Back to course overview
Module 1AI risk taxonomy 13 min

Risk categories

The vocabulary of AI risk a leader must command: the categories that recur across every framework, why AI risk is different, and the map this course builds on.

The other courses in this track teach people to build AI. This one teaches leaders to make sure an organization can build it safely, legally, and accountably — at scale, across many teams, under regulation. It has no technical prerequisite, because governance is an organizational discipline: it's about policies, roles, controls, and evidence, not code. But it will constantly reference the technical work, because a governance program's whole job is to demand and verify that work.

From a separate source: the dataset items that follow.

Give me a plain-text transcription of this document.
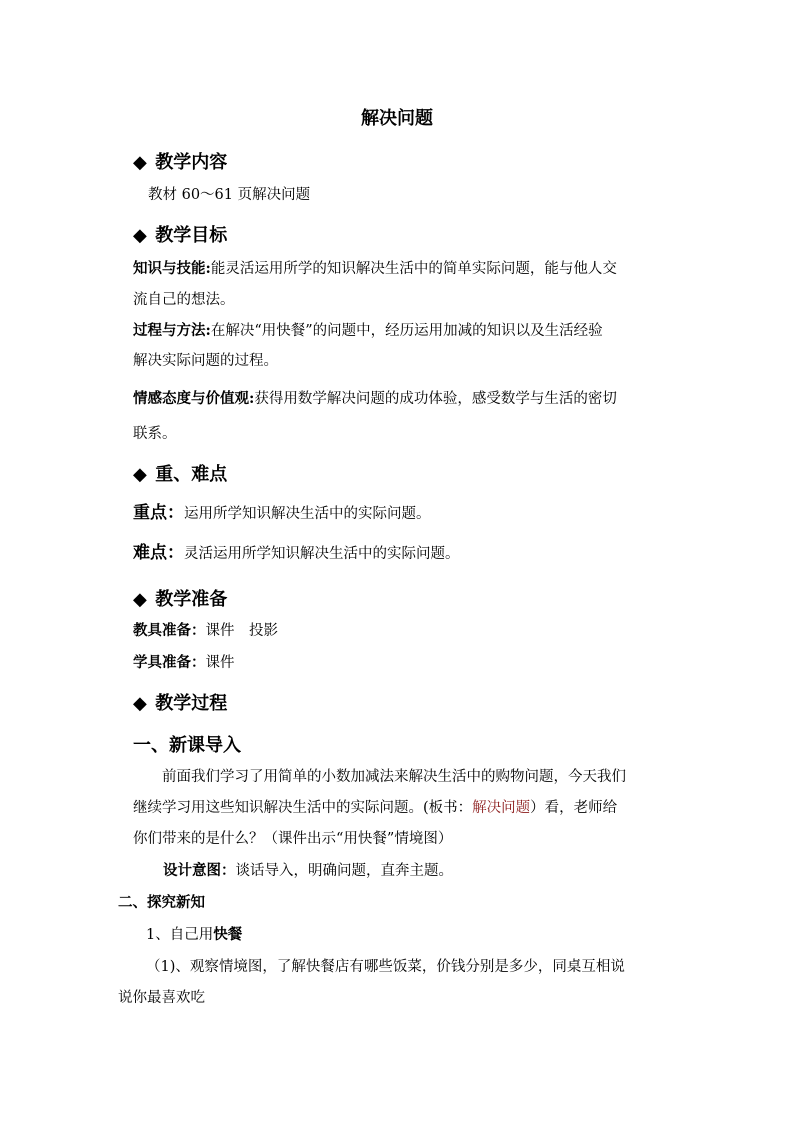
解决问题
◆ 教学内容
教材 60～61 页解决问题
◆ 教学目标
知识与技能:能灵活运用所学的知识解决生活中的简单实际问题，能与他人交
流自己的想法。
过程与方法:在解决“用快餐”的问题中，经历运用加减的知识以及生活经验
解决实际问题的过程。
情感态度与价值观:获得用数学解决问题的成功体验，感受数学与生活的密切
联系。
◆ 重、难点
重点：运用所学知识解决生活中的实际问题。
难点：灵活运用所学知识解决生活中的实际问题。
◆ 教学准备
教具准备：课件　投影
学具准备：课件
◆ 教学过程
一、新课导入
前面我们学习了用简单的小数加减法来解决生活中的购物问题，今天我们
继续学习用这些知识解决生活中的实际问题。(板书：解决问题）看，老师给
你们带来的是什么？（课件出示“用快餐”情境图）
设计意图：谈话导入，明确问题，直奔主题。
二、探究新知
1、自己用快餐
（1)、观察情境图，了解快餐店有哪些饭菜，价钱分别是多少，同桌互相说
说你最喜欢吃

Why AI risk needs its own taxonomy

Organizations already have risk management — for finance, security, operations. AI doesn't fit neatly into any of them, because it introduces risks those frameworks weren't built for: a system that's probabilistic (it can be wrong unpredictably — including confidently fabricated content; the industry term is hallucination), opaque (you can't fully explain a decision), emergent (capabilities and failures you didn't design), and fast-scaling (one model touching millions of decisions). A leader who treats AI as 'just more software' will govern the wrong risks. The first job is a shared vocabulary.

Not fitting neatly doesn't mean starting from zero. Mature organizations already run serious risk programs — banks operate SR 11-7 model risk management, with model inventories, independent validation, and fair-lending review; insurers and health systems have regimes of their own. AI governance layers onto these rather than duplicating them: extend the existing model inventory to cover the new AI systems instead of building a parallel one, and map the framework functions you'll meet in Module 2 onto the validation and monitoring routines already running. The new taxonomy fills the gaps those frameworks weren't built for — it doesn't replace what already works.

The recurring risk categories

  • Performance & reliability — the model is wrong, drifts (the system's behavior or data shifting over time until yesterday's controls no longer fit), or fails on the long tail. The 'reliability gap' the LLMOps course operationalizes; here it's a risk to be owned, not just an engineering problem.
  • Fairness & bias — the system produces discriminatory outcomes across protected groups. The highest-stakes category for anything touching people (hiring, lending, healthcare), and the one regulators watch most closely.
  • Privacy & data protection — personal data exposed, misused, or processed unlawfully. Intersects GDPR/CCPA and the security course's leakage work.
  • Security — the system is attacked (injection, extraction, poisoning). The Securing AI course, viewed as organizational risk.
  • Transparency & explainability — stakeholders can't understand or contest a decision. Increasingly a legal requirement, not a nicety.
  • Safety & harm — the system causes physical, financial, or psychological harm, directly or through misuse.
  • Accountability & legal — unclear who is responsible; regulatory non-compliance; liability. The risk that turns the others into consequences.
  • Societal & reputational — misinformation, labor impact, environmental cost, brand damage. The risks that reach beyond the balance sheet.
The course project: Meridian Group's governance program

Throughout, you'll build a real governance program for Meridian Group — a fictional 2,000-person company deploying AI in three places with very different risk profiles: a customer-support agent, an HR résumé-screening tool, and an internal analytics assistant. By the capstone you'll have produced its risk map (Module 1), a regulatory gap analysis (Module 2), a governance charter (Module 3), a control matrix (Module 4), and — in Module 5 — an incident-response plan and a program roadmap: the full toolkit you could take to your own organization on Monday.

Governance demands what engineering supplies

Keep this frame throughout: the eval suites (evals: repeatable measurements of output quality on a fixed test set), red-team results (red-teaming: deliberately attacking your own system to find failures before others do), audit logs, and access controls the technical courses produce are the evidence a governance program requires. Governance doesn't replace that work — it makes the organization demand it consistently, verify it independently, and answer for it externally. The engineer proves a control works; the governance leader ensures every AI system has the right controls and can prove it to a regulator.